Le 20 mars disparaissait Robert Silvers, fondateur de la New York Review of Books, qui a profondément inspiré la création de Nonfiction en 2007.

 

 

Avec la mort de Robert Silvers, disparu le 20 mars, on peut dire que c’est la communauté intellectuelle mondiale tout entière qui est en deuil. En effet, c’est avant tout grâce à lui que la New York Review of Books est devenue ce qu’elle est : le plus remarquable, le plus influent, le plus ouvert des magazines culturels publiés aujourd’hui. Et s’il faut espérer que la Review continuera, tant elle joue un rôle irremplaçable, et que la situation actuelle de l’Amérique rend encore plus précieux, elle ne sera plus tout à fait ce qu’elle a été, maintenant que presque tous ses créateurs nous ont quittés.

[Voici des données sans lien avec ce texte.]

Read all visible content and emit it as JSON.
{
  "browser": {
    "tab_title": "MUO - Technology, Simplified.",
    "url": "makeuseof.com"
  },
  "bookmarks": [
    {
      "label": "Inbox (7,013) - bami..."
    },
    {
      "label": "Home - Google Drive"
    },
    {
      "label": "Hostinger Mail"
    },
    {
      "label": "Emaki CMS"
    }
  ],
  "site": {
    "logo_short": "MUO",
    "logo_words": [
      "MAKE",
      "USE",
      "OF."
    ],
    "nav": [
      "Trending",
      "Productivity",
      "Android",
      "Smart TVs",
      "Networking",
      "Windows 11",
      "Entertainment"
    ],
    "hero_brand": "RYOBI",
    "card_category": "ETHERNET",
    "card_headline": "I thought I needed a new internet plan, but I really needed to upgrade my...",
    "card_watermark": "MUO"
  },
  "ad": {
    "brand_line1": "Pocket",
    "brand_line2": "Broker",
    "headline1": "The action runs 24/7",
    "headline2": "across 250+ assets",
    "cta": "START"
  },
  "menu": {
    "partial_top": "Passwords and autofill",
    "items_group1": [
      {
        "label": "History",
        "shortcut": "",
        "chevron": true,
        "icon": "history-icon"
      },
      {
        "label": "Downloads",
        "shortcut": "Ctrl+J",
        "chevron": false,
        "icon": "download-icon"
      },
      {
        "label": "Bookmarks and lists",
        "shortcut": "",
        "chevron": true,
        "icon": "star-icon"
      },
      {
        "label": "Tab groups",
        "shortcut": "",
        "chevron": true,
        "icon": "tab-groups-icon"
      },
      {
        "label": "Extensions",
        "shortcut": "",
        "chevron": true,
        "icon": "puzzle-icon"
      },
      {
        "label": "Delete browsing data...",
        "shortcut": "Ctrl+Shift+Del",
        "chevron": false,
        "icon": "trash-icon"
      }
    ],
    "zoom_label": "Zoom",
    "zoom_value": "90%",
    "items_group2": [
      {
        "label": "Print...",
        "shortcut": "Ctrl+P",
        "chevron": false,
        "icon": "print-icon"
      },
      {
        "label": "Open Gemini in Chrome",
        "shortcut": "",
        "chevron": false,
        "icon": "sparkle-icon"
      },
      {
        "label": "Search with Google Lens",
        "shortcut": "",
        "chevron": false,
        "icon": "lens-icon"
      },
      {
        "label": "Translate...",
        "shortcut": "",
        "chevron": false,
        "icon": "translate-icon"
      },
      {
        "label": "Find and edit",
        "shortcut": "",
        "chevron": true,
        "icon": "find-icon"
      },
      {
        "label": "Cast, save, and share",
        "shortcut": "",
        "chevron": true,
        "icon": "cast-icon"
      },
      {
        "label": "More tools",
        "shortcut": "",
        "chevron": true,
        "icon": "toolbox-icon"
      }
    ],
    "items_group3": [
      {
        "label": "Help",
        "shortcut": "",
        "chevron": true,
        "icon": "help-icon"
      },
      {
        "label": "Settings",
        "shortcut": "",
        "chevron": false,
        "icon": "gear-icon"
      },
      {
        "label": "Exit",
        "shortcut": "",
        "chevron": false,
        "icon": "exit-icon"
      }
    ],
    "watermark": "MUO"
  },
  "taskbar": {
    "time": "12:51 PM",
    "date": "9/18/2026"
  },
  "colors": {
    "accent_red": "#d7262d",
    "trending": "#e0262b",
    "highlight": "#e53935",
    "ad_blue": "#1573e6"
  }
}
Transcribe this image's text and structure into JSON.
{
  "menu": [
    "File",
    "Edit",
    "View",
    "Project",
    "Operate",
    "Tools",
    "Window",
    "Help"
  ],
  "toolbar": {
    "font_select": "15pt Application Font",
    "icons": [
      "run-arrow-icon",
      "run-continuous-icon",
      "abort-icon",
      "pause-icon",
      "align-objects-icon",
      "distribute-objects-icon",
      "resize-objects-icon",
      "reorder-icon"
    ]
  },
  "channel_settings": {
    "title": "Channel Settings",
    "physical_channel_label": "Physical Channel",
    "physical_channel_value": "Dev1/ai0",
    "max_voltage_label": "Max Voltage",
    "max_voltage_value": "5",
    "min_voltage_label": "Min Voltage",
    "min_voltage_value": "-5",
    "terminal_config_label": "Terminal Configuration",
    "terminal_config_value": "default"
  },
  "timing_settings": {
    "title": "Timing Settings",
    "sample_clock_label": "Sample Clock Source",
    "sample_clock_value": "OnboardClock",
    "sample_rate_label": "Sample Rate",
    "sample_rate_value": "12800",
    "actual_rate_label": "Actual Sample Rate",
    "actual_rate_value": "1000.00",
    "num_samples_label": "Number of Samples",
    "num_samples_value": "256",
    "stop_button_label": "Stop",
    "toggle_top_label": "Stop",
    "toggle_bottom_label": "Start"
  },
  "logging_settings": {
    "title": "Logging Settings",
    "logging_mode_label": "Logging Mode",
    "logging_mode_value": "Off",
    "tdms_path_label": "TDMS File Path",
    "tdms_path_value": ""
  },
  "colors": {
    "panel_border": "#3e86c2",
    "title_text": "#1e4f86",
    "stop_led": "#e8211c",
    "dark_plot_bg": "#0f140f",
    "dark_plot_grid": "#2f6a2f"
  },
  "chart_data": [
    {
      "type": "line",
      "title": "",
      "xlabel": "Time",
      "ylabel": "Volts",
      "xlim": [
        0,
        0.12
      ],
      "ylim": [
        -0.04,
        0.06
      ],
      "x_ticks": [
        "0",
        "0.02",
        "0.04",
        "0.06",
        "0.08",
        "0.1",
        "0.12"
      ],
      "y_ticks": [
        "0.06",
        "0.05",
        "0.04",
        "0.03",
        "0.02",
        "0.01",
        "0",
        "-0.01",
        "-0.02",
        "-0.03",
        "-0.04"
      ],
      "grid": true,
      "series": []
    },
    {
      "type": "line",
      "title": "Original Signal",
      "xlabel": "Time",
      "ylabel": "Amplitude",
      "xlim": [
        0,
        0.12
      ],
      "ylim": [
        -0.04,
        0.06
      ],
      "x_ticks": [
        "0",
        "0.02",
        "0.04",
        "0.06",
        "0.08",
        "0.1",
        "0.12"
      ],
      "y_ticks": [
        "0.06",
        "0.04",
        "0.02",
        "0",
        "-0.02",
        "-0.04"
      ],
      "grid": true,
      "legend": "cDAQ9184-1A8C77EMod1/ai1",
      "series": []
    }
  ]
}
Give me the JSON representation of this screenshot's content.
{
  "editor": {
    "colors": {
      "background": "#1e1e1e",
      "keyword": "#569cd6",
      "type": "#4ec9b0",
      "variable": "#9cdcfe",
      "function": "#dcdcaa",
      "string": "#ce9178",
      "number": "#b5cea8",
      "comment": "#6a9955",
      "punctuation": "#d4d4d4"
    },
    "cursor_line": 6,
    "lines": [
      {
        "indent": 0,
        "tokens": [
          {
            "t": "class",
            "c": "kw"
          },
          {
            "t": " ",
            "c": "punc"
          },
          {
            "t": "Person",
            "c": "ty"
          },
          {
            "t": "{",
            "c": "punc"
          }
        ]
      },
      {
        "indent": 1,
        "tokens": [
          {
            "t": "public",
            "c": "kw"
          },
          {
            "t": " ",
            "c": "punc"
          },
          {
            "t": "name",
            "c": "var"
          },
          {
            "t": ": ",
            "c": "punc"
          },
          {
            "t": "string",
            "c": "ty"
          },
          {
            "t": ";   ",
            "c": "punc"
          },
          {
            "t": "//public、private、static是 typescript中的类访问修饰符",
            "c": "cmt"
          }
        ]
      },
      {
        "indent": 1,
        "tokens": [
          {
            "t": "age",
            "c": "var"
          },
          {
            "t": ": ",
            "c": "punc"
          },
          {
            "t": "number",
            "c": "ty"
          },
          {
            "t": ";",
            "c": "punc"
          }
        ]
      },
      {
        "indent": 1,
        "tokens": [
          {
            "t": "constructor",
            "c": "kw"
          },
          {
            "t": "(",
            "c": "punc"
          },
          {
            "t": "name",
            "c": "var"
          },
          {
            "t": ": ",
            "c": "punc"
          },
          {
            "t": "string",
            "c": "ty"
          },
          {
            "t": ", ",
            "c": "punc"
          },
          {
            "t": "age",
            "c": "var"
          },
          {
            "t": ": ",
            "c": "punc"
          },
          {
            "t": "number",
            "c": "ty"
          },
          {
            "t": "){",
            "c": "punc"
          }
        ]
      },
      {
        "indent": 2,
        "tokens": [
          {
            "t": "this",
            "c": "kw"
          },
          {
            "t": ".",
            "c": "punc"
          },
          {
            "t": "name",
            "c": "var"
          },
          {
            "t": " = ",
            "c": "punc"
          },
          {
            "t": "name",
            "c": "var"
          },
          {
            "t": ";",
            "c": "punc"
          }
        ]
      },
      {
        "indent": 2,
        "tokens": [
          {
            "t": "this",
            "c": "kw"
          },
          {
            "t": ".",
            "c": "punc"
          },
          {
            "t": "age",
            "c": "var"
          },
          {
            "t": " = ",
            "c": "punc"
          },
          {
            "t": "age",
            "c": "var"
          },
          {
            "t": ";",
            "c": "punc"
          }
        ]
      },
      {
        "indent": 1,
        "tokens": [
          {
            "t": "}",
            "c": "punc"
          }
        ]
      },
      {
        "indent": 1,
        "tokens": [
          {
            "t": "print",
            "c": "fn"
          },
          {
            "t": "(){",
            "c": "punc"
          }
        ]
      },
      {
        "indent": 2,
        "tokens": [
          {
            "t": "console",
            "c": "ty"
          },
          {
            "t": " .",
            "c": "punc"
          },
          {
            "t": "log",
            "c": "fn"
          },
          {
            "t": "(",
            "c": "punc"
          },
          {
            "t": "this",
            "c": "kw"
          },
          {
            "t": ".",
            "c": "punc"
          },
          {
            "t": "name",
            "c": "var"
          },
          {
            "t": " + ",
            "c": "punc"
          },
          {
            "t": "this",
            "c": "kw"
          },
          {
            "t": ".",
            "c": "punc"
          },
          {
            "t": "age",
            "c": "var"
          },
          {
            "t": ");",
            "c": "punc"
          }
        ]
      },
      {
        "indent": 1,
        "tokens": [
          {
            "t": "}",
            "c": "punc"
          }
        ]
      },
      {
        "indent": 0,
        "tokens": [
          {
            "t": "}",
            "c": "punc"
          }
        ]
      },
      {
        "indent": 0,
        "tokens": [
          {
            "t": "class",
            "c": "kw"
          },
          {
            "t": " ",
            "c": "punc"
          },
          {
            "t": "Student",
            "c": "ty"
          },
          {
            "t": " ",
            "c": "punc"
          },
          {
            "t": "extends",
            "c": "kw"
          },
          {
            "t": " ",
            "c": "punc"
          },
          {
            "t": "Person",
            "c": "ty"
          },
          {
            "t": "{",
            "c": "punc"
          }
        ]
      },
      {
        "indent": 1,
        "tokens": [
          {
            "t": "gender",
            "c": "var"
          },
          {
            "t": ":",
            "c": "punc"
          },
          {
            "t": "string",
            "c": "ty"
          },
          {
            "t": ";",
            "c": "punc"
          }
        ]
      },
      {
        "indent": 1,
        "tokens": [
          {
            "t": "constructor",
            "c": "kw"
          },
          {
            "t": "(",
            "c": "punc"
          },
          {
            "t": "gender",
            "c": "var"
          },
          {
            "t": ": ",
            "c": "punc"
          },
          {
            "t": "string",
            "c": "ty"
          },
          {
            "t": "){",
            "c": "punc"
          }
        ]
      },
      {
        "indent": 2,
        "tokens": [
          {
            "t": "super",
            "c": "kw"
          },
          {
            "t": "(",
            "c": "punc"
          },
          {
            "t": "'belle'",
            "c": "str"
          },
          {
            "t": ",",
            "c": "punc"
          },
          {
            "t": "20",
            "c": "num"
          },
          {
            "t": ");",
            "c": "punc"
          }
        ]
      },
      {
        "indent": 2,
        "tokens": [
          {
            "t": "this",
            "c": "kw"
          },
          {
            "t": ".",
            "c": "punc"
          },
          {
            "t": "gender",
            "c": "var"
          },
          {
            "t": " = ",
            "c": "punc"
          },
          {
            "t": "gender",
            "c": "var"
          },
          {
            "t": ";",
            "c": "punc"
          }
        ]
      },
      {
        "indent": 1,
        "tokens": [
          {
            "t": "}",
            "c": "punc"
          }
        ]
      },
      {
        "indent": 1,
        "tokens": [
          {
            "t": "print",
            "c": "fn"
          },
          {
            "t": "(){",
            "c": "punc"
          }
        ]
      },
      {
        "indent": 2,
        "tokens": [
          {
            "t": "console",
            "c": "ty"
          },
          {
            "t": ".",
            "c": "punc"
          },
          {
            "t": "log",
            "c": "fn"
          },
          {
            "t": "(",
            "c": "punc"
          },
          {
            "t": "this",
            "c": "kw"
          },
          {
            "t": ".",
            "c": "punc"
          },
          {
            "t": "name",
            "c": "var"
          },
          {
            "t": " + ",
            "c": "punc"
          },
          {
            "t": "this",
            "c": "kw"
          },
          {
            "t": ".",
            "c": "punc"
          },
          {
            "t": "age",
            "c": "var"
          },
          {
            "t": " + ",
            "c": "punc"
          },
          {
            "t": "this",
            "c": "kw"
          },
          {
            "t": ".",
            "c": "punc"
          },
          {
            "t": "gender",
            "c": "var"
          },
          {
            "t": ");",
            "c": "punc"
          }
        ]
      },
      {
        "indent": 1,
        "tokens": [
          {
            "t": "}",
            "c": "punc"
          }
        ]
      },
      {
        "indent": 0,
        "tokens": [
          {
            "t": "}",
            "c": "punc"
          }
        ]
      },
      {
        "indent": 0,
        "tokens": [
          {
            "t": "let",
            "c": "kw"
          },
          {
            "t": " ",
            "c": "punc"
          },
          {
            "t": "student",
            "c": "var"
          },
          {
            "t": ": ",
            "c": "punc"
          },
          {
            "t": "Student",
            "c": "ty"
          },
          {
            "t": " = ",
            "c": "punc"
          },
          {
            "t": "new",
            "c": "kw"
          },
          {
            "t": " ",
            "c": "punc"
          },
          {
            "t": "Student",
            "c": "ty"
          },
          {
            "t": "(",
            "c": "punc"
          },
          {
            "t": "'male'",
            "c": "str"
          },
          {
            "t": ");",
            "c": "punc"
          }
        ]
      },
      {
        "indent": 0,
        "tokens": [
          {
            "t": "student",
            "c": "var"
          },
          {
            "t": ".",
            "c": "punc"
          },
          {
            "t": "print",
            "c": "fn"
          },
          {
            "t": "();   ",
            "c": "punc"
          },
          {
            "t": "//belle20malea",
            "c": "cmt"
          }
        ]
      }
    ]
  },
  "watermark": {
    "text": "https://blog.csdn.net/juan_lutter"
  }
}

Pourtant, rien ne prédisposait a priori ce New-Yorkais d’origine, né le 31 décembre 1929 dans une petite ville de Long Island, à tenir les rênes d’une grande revue intellectuelle. Après de brillantes études à l’Université de Chicago, il était entré à l’école de droit de Yale, mais sans terminer son diplôme. Le tournant est venu en 1952 lorsque, militaire, il s’est retrouvé en poste à Paris, où, deux ans plus tard, il était recruté par George Plimpton, rédacteur en chef de la toute nouvelle Paris Review, pour être son principal collaborateur. En 1959, il rejoignait l’équipe du vénérable Harper’s Magazine, la plus ancienne revue littéraire d’Amérique. C’est dans ses colonnes que la redoutable essayiste Elizabeth Hardwick (1916-2007) publiait, la même année, un essai fameux où elle fustigeait la piètre qualité de la critique des livres dans l’Amérique de l’époque. De là à lancer une nouvelle revue, sur le modèle du Times Literary Supplement londonien, il n’y avait qu’un pas, et ce pas était franchi en 1963 avec la création de la New York Review of Books. Outre Silvers et Hardwick, les fondateurs en étaient le poète Robert Lowell (1917-1977), époux de cette dernière, et un autre couple, l’éditeur Jason Epstein (né en 1928) et sa femme Barbara (1928-2006), laquelle allait assumer jusqu’à sa mort, en tandem avec Robert Silvers, la responsabilité quotidienne de la revue.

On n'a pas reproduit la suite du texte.